In short, Iceland stands on the cusp of possibly becoming the vibrant “horizontal” democracy that the United States trumpets with cliches, but suppresses through an ossified financial/political ruling elite.
Given that context, it is also uplifting to learn that the Icelandic government reportedly kicked FBI agents out of the country who had arrived unannounced in 2011 to investigate Wikileaks. This account surfaced only a day or two ago on RUV, the Icelandic National Broadcasting Service.
The RUV broadcast on the incident provides the context:
According to the [report from RUV], a private plane landed at Reykjavík airport in August 2011 and onboard were FBI agents who had flown directly from the U.S. to Iceland with the mission to investigate WikiLeaks operations in the country as a part of a larger investigation into the organization. The FBI agents reportedly contacted the head of the national Icelandic police, as well as the head prosecutor in an attempt to gain access to all available information on WikiLeaks.
When Home Secretary Ögmundur Jónasson found out about the FBI’s visit, he met with the FBI agents, whom he told that the Icelandic government wouldn’t permit a foreign power to run their own investigations within the country. Jónasson then ordered the FBI agents to return to the U.S., and after a special meeting of the cabinet about the inicident, Foreign minister Össur Skarphéðinsson was then charged with formally protesting against the United States’ behavior.

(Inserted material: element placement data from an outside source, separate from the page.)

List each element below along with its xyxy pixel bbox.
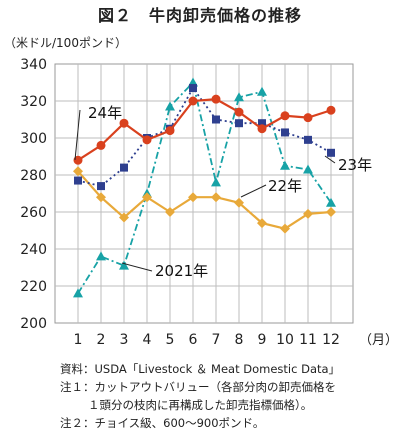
x-tick-label: 8 bbox=[235, 332, 244, 348]
x-unit-label: （月） bbox=[359, 333, 398, 348]
data-point-23 bbox=[235, 119, 243, 128]
data-point-24 bbox=[96, 140, 106, 150]
data-point-2021 bbox=[165, 101, 175, 111]
chart-title: 図２ 牛肉卸売価格の推移 bbox=[97, 6, 302, 25]
data-point-22 bbox=[280, 223, 290, 234]
data-point-22 bbox=[234, 197, 244, 208]
data-point-24 bbox=[234, 107, 244, 117]
x-tick-label: 10 bbox=[276, 332, 294, 348]
data-point-22 bbox=[303, 208, 313, 219]
y-tick-label: 300 bbox=[20, 131, 47, 147]
data-point-22 bbox=[257, 218, 267, 229]
data-point-22 bbox=[326, 207, 336, 217]
y-tick-label: 200 bbox=[20, 316, 47, 332]
data-point-23 bbox=[120, 163, 128, 172]
data-point-2021 bbox=[234, 92, 244, 102]
x-tick-label: 12 bbox=[322, 332, 340, 348]
data-point-24 bbox=[280, 111, 290, 121]
data-point-22 bbox=[142, 192, 152, 203]
series-line-2021 bbox=[77, 80, 332, 294]
data-point-23 bbox=[258, 119, 266, 128]
y-unit-label: （米ドル/100ポンド） bbox=[4, 36, 127, 50]
note-1-cont: １頭分の枝肉に再構成した卸売指標価格）。 bbox=[88, 398, 313, 412]
data-point-23 bbox=[212, 115, 220, 124]
x-tick-label: 1 bbox=[74, 332, 83, 348]
y-tick-label: 320 bbox=[20, 94, 47, 110]
data-point-24 bbox=[119, 118, 129, 128]
data-point-22 bbox=[96, 192, 106, 203]
data-point-24 bbox=[142, 135, 152, 145]
y-tick-label: 220 bbox=[20, 279, 47, 295]
data-point-23 bbox=[304, 135, 312, 144]
series-label-22: 22年 bbox=[268, 177, 302, 195]
y-tick-label: 240 bbox=[20, 242, 47, 258]
leader-line-22 bbox=[240, 184, 267, 198]
data-point-22 bbox=[119, 212, 129, 223]
x-tick-label: 7 bbox=[212, 332, 221, 348]
data-point-23 bbox=[189, 84, 197, 93]
note-2: 注２：チョイス級、600～900ポンド。 bbox=[60, 416, 265, 430]
x-tick-label: 2 bbox=[97, 332, 106, 348]
data-point-2021 bbox=[211, 177, 221, 187]
series-line-23 bbox=[77, 86, 332, 188]
x-tick-label: 5 bbox=[166, 332, 175, 348]
data-point-22 bbox=[73, 166, 83, 177]
data-point-2021 bbox=[280, 160, 290, 170]
x-tick-label: 11 bbox=[299, 332, 317, 348]
plot-frame bbox=[54, 63, 354, 324]
data-point-2021 bbox=[303, 164, 313, 174]
data-point-22 bbox=[165, 207, 175, 217]
note-source: 資料：USDA「Livestock ＆ Meat Domestic Data」 bbox=[60, 362, 341, 376]
y-tick-label: 340 bbox=[20, 57, 47, 73]
data-point-23 bbox=[327, 148, 335, 157]
data-point-22 bbox=[211, 192, 221, 203]
data-point-24 bbox=[257, 124, 267, 134]
note-1: 注１：カットアウトバリュー（各部分肉の卸売価格を bbox=[60, 380, 336, 394]
x-tick-label: 4 bbox=[143, 332, 152, 348]
data-point-2021 bbox=[96, 251, 106, 261]
series-label-24: 24年 bbox=[88, 104, 122, 122]
data-point-24 bbox=[211, 94, 221, 104]
data-point-2021 bbox=[257, 86, 267, 96]
leader-line-24 bbox=[74, 109, 81, 161]
series-label-2021: 2021年 bbox=[155, 262, 208, 280]
data-point-24 bbox=[303, 113, 313, 123]
data-point-23 bbox=[97, 182, 105, 191]
data-point-22 bbox=[188, 192, 198, 203]
data-point-2021 bbox=[73, 288, 83, 298]
data-point-23 bbox=[281, 128, 289, 137]
leader-line-2021 bbox=[121, 262, 153, 272]
data-point-2021 bbox=[119, 260, 129, 270]
data-point-2021 bbox=[326, 197, 336, 207]
x-tick-label: 6 bbox=[189, 332, 198, 348]
x-tick-label: 9 bbox=[258, 332, 267, 348]
leader-line-23 bbox=[324, 155, 336, 164]
chart-notes: 資料：USDA「Livestock ＆ Meat Domestic Data」 … bbox=[60, 360, 340, 432]
data-point-23 bbox=[74, 176, 82, 185]
data-point-24 bbox=[73, 155, 83, 165]
data-point-24 bbox=[326, 105, 336, 115]
y-tick-label: 260 bbox=[20, 205, 47, 221]
x-tick-label: 3 bbox=[120, 332, 129, 348]
y-tick-label: 280 bbox=[20, 168, 47, 184]
series-label-23: 23年 bbox=[338, 156, 372, 174]
data-point-24 bbox=[188, 96, 198, 106]
series-line-22 bbox=[77, 170, 332, 230]
data-point-24 bbox=[165, 126, 175, 136]
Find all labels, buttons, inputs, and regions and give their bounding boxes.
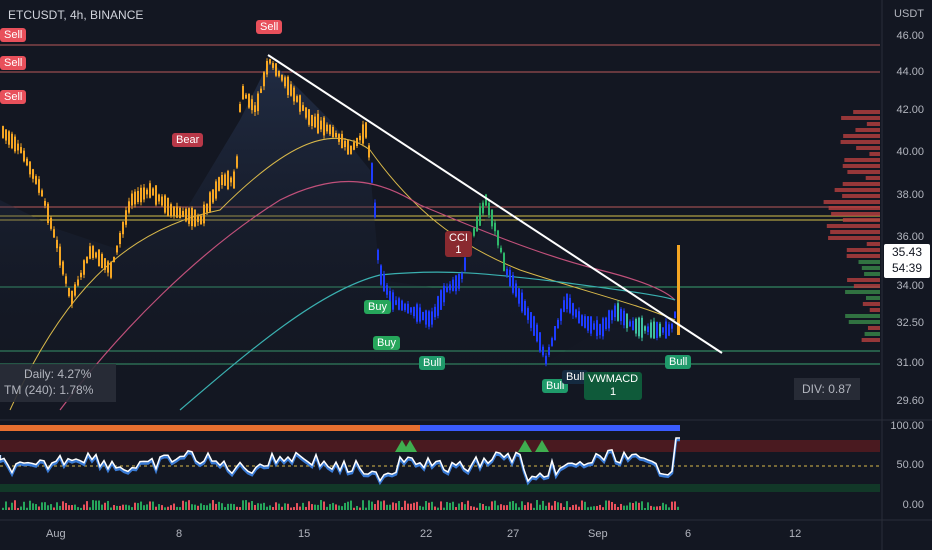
time-tick: 22 [420,528,433,540]
price-tick: 36.00 [896,231,924,243]
price-area-fill [0,60,680,410]
candlestick-series [2,58,680,367]
time-tick: 8 [176,528,183,540]
bull-signal: Bull [419,356,446,370]
price-tick: 31.00 [896,357,924,369]
price-tick: 42.00 [896,104,924,116]
cci-signal: CCI 1 [445,231,472,257]
time-tick: Sep [588,528,608,540]
daily-change: Daily: 4.27% [24,367,92,381]
ma-teal [179,271,676,411]
price-tick: 46.00 [896,30,924,42]
currency-label: USDT [894,8,924,20]
bull-signal: Bull [665,355,692,369]
time-tick: 15 [298,528,311,540]
sell-signal: Sell [0,56,27,70]
sell-signal: Sell [0,28,27,42]
vwmacd-signal: VWMACD 1 [584,372,642,400]
oscillator-line-white [0,437,680,483]
buy-signal: Buy [364,300,391,314]
bar-countdown: 54:39 [891,261,923,275]
oscillator-oversold-zone [0,484,880,492]
triangle-icon [403,440,417,452]
oscillator-line-blue [0,438,680,486]
cci-label: CCI [449,232,468,244]
buy-signal: Buy [373,336,400,350]
oscillator-band [0,425,680,431]
sell-signal: Sell [256,20,283,34]
osc-tick: 100.00 [890,420,924,432]
time-tick: 12 [789,528,802,540]
symbol-title[interactable]: ETCUSDT, 4h, BINANCE [8,8,144,22]
bull-signal: Bull [542,379,569,393]
oscillator-band-blue [420,425,680,431]
cci-count: 1 [455,244,462,256]
price-tick: 29.60 [896,395,924,407]
bull-signal: Bull [562,370,589,384]
time-tick: Aug [46,528,66,540]
price-tick: 34.00 [896,280,924,292]
price-tick: 44.00 [896,66,924,78]
time-tick: 27 [507,528,520,540]
price-tick: 40.00 [896,146,924,158]
ma-pink [59,180,676,411]
bear-signal: Bear [172,133,204,147]
osc-tick: 50.00 [896,459,924,471]
osc-tick: 0.00 [902,499,924,511]
vwmacd-label: VWMACD [588,373,639,385]
price-tick: 32.50 [896,317,924,329]
divergence-box: DIV: 0.87 [794,378,860,400]
volume-bars [2,500,679,510]
vwmacd-count: 1 [609,386,617,398]
last-price-label: 35.43 54:39 [884,244,930,278]
triangle-icon [518,440,532,452]
volume-profile [823,110,880,342]
price-tick: 38.00 [896,189,924,201]
sell-signal: Sell [0,90,27,104]
last-price-value: 35.43 [891,245,923,259]
performance-stats-box: Daily: 4.27% TM (240): 1.78% [0,364,116,402]
descending-trendline[interactable] [267,54,723,354]
oscillator-overbought-zone [0,440,880,452]
tm-change: TM (240): 1.78% [4,383,94,397]
time-tick: 6 [685,528,692,540]
triangle-icon [535,440,549,452]
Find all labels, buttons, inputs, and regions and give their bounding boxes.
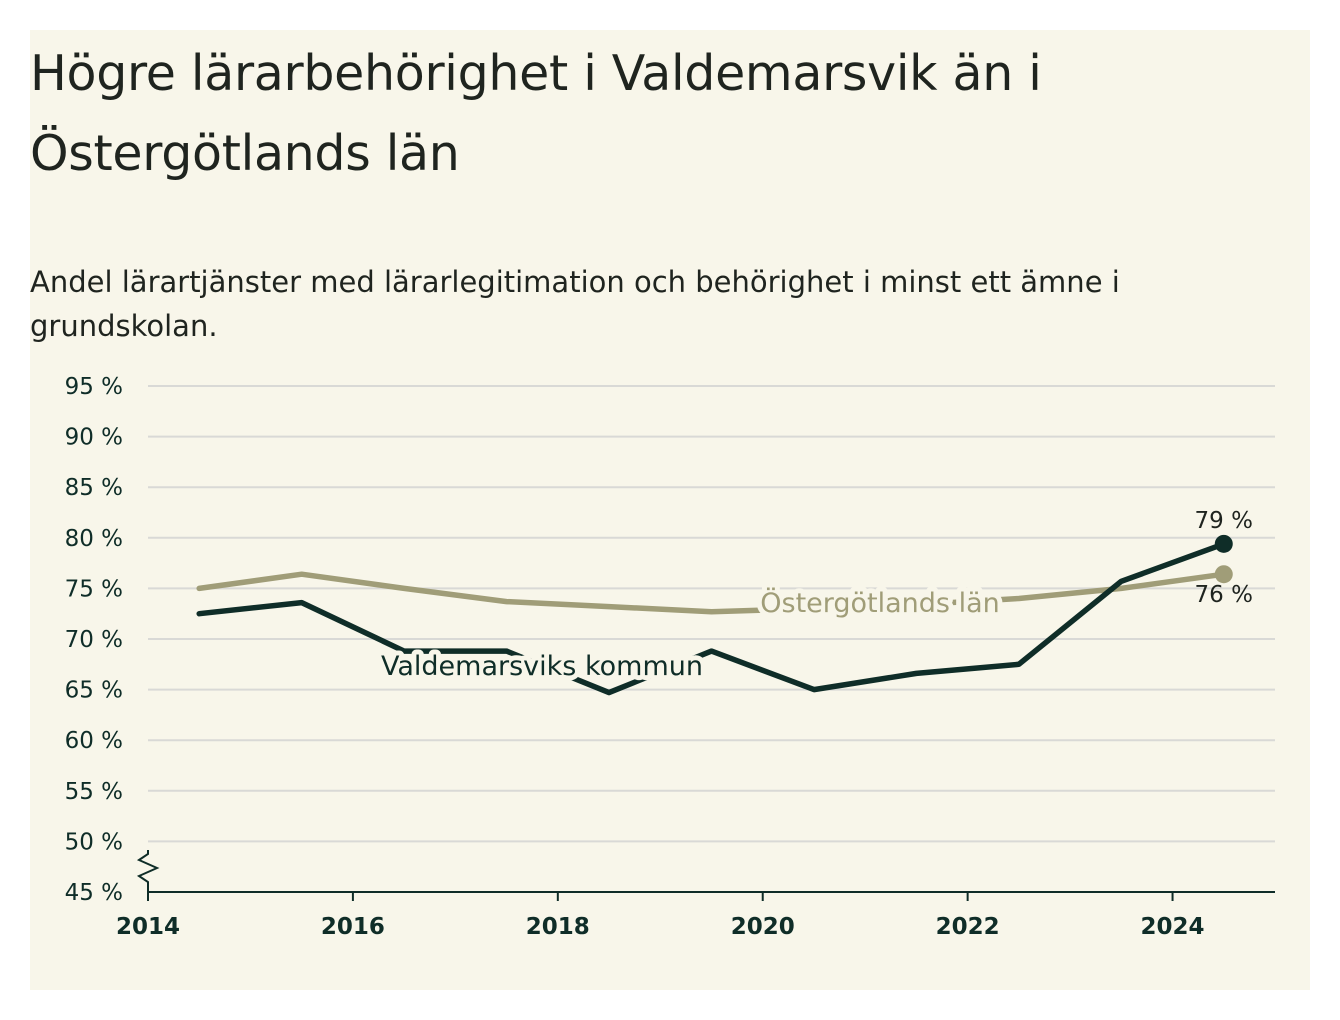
- y-tick-label: 90 %: [65, 425, 123, 451]
- end-marker-kommun: [1214, 534, 1233, 553]
- y-tick-label: 50 %: [65, 829, 123, 855]
- axis-layer: 45 % 50 % 55 % 60 % 65 % 70 % 75 % 80 % 85 % 90 %…: [65, 374, 1275, 940]
- chart-subtitle: Andel lärartjänster med lärarlegitimatio…: [30, 265, 1120, 343]
- series-layer: [196, 534, 1233, 696]
- x-tick-label: 2020: [731, 914, 795, 940]
- chart-card: Högre lärarbehörighet i Valdemarsvik än …: [30, 30, 1310, 990]
- x-tick-label: 2024: [1141, 914, 1205, 940]
- series-name-lan: Östergötlands län: [760, 587, 1000, 619]
- y-tick-label: 70 %: [65, 627, 123, 653]
- y-tick-label: 60 %: [65, 728, 123, 754]
- grid-layer: [148, 385, 1275, 843]
- end-marker-lan: [1214, 565, 1233, 584]
- chart-title: Högre lärarbehörighet i Valdemarsvik än …: [30, 45, 1042, 182]
- y-tick-label: 55 %: [65, 779, 123, 805]
- end-label-kommun: 79 %: [1195, 508, 1253, 534]
- y-tick-label: 95 %: [65, 374, 123, 400]
- axis-break-icon: [136, 850, 160, 892]
- x-tick-label: 2018: [526, 914, 590, 940]
- y-tick-label: 75 %: [65, 576, 123, 602]
- y-tick-label: 80 %: [65, 526, 123, 552]
- series-line-kommun: [196, 541, 1227, 696]
- end-label-lan: 76 %: [1195, 582, 1253, 608]
- x-tick-label: 2016: [321, 914, 385, 940]
- x-tick-label: 2014: [116, 914, 180, 940]
- label-layer: 76 % 79 % Östergötlands län Valdemarsviks k…: [376, 508, 1253, 687]
- series-line-lan: [196, 571, 1227, 615]
- series-name-kommun: Valdemarsviks kommun: [381, 651, 703, 682]
- y-tick-label: 65 %: [65, 678, 123, 704]
- y-tick-label: 45 %: [65, 880, 123, 906]
- x-tick-label: 2022: [936, 914, 1000, 940]
- y-tick-label: 85 %: [65, 475, 123, 501]
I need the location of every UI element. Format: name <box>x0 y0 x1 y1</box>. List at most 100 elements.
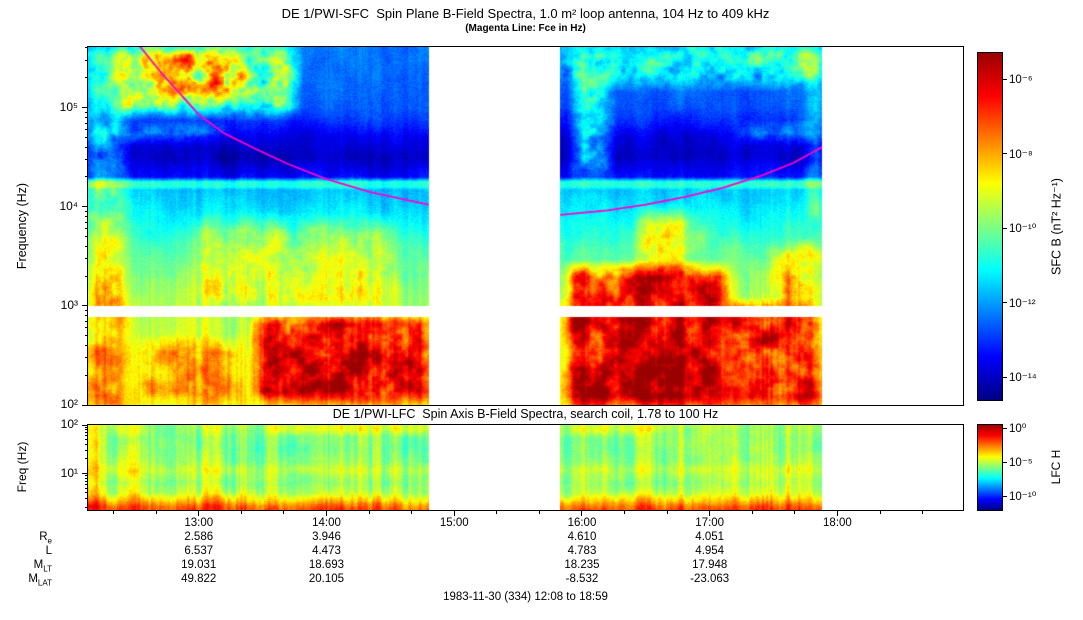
y-axis-tick <box>82 404 88 406</box>
colorbar-tick-label: 10⁻¹⁰ <box>1009 491 1037 504</box>
y-axis-minor-tick <box>85 245 88 247</box>
y-axis-minor-tick <box>85 443 88 445</box>
sfc-colorbar-label: SFC B (nT² Hz⁻¹) <box>1049 178 1064 275</box>
x-axis-minor-tick <box>113 511 115 514</box>
colorbar-tick-label: 10⁻⁶ <box>1009 74 1033 87</box>
ephemeris-value: 17.948 <box>692 559 728 571</box>
y-axis-minor-tick <box>85 129 88 131</box>
colorbar-tick <box>1002 153 1007 155</box>
ephemeris-value: 18.693 <box>308 559 345 571</box>
y-axis-minor-tick <box>85 146 88 148</box>
ephemeris-row-label: MLAT <box>4 573 52 587</box>
ephemeris-row-label-base: M <box>33 559 44 571</box>
y-axis-minor-tick <box>85 435 88 437</box>
x-tick-label: 13:00 <box>184 517 214 529</box>
ephemeris-row-label: MLT <box>4 559 52 573</box>
y-axis-minor-tick <box>85 236 88 238</box>
y-axis-minor-tick <box>85 357 88 359</box>
y-axis-minor-tick <box>85 374 88 376</box>
colorbar-tick-label: 10⁻¹² <box>1009 297 1036 310</box>
y-axis-minor-tick <box>85 176 88 178</box>
ephemeris-value: 4.954 <box>695 545 725 557</box>
x-tick-label: 14:00 <box>312 517 341 529</box>
colorbar-tick-label: 10⁻⁸ <box>1009 148 1033 161</box>
y-axis-tick <box>82 473 88 475</box>
y-axis-minor-tick <box>85 228 88 230</box>
footer-timestamp: 1983-11-30 (334) 12:08 to 18:59 <box>443 591 608 603</box>
colorbar-tick <box>1002 302 1007 304</box>
ephemeris-value: 3.946 <box>312 531 341 543</box>
x-axis-tick <box>198 511 200 516</box>
y-axis-minor-tick <box>85 475 88 477</box>
y-axis-minor-tick <box>85 477 88 479</box>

A website Rixstep.com provides additional background on the US government’s attempt to unearth involvement of Icelandic citizens in WikiLeaks, most notably a high profile member of the Iceland’s parliament:
The hunt for WikiLeaks by the US has on several occasions involved private individuals and companies on Iceland. Authorities in the US have for example succeeded in obtaining account information from Twitter on parliamentarian Birgitta Jónsdóttir. Jónsdóttir today refuses to travel to the US out of fear of being arrested for her connections with WikiLeaks.
Birgitta Jónsdóttir is also one of the people behind a new piece of Icelandic media legislation which will make the country a bastion for freedom of speech and source protection. The law proposal is still a long way from being completed and can still take years before it’s ratified by the Icelandic parliament.
Marcy Wheeler recently reported how the US government refuses to release the names of who or how many American citizens and others it is monitoring in relation to just WikiLeaks:
All the more so, though, in light of the possibility that the government conducted a fishing expedition into WikiLeaks as part of its Aaron Swartz investigation, almost certainly using PATRIOT Act investigative techniques. The government’s documents strongly suggest they’re collecting intelligence on Americans, all justified and hidden by their never ending quest to find some excuse to throw Julian Assange in jail.
Let’s hope the new transparency law does not indeed take years to be enacted. Iceland and the US are like two passing ships when it comes to the direction the nations are taking in regards to civil liberties, press freedom, transparency and populist democracy.
Iceland is sailing toward the ideals promised in the US Constitution and Declaration of Independence. Meanwhile, the United States is on a trajectory backwards, navigating toward rule by the few, with onerous punishment for violating the secrecy of the elite.
Iceland is heeding the legacy of America’s founders, while the US is moving in reverse, codifying the unaccountability that characterized the monarchies of Europe.